O Pleno do Tribunal Regional Eleitoral de Santa Catarina (TRE-SC) reconheceu, por maioria de votos, a prática de desinformação em uma propaganda eleitoral do candidato à reeleição ao Governo de Santa Catarina, Jorginho Mello, relacionada à divulgação de uma pesquisa eleitoral.
A decisão foi tomada na sessão plenária desta quinta-feira (17), durante o julgamento da Representação nº 0600933-38.2026.6.24.0000, apresentada pela Coligação Santa Catarina Acima de Tudo, formada por MDB, PSD e Federação União Progressista.
O Tribunal deu parcial provimento à representação, aplicou multa de R$ 5 mil, no valor mínimo previsto no artigo 57-D da Lei nº 9.504/1997, e determinou a remoção do conteúdo questionado.
Dados da pesquisa foram considerados descontextualizados
Segundo o entendimento que prevaleceu no julgamento, a pesquisa eleitoral utilizada na propaganda estava regularmente registrada e era válida perante a Justiça Eleitoral.
A irregularidade apontada pelo Tribunal esteve na forma como os resultados foram apresentados na publicidade.
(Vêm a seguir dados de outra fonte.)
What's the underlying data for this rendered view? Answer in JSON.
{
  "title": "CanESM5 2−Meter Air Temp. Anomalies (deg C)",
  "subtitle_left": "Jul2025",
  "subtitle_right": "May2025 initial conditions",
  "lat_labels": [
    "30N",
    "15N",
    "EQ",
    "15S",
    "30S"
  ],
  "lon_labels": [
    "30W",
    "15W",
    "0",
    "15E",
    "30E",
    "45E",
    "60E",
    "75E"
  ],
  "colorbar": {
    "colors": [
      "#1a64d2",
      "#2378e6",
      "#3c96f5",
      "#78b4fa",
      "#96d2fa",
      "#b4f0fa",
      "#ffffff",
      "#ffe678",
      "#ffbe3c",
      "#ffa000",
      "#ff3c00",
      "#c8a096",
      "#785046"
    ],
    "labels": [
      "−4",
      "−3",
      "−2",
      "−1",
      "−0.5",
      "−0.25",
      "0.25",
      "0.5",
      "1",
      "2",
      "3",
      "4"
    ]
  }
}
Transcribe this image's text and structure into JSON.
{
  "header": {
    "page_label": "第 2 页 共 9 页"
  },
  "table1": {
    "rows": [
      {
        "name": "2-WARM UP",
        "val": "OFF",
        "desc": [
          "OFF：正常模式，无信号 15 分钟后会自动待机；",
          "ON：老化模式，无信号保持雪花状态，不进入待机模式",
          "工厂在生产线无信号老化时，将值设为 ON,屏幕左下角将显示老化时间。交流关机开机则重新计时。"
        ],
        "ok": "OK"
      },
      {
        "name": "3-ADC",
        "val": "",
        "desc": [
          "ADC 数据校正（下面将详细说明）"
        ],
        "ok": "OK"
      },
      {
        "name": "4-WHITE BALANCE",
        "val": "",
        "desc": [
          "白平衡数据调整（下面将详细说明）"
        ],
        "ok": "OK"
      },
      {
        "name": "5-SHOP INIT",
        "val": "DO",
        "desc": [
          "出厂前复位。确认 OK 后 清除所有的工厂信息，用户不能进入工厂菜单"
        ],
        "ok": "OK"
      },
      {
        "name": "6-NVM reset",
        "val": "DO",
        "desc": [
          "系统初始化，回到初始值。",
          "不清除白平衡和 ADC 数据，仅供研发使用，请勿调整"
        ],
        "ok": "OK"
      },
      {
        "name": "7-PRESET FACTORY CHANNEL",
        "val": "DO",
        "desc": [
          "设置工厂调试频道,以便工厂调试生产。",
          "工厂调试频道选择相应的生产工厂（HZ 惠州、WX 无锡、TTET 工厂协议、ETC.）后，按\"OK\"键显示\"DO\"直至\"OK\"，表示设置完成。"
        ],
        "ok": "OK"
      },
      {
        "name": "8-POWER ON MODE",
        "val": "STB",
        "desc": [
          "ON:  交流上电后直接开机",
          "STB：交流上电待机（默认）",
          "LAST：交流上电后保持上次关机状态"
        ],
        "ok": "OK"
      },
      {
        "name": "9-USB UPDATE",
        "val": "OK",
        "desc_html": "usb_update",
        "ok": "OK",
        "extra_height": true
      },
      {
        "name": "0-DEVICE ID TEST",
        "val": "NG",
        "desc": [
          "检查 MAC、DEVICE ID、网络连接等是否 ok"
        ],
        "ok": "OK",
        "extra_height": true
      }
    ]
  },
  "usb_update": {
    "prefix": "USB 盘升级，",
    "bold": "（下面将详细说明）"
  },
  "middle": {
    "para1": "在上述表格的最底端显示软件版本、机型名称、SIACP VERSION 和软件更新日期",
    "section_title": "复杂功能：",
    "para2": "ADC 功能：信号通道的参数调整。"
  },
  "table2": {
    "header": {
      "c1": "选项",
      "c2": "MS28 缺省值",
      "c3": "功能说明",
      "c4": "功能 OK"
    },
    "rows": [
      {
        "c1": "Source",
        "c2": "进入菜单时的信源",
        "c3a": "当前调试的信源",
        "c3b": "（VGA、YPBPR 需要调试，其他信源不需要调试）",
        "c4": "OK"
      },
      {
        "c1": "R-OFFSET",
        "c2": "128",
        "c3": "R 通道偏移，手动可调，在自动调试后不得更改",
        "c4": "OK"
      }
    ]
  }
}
Conforme a decisão, houve um rearranjo dos dados que retirou do contexto os percentuais referentes a eleitores indecisos, votos brancos e nulos, concentrando a apresentação do crescimento numérico na candidatura de Jorginho Mello.
A divergência que prevaleceu foi aberta pela desembargadora eleitoral Luíza César Portela, designada relatora do acórdão após pedido de vista.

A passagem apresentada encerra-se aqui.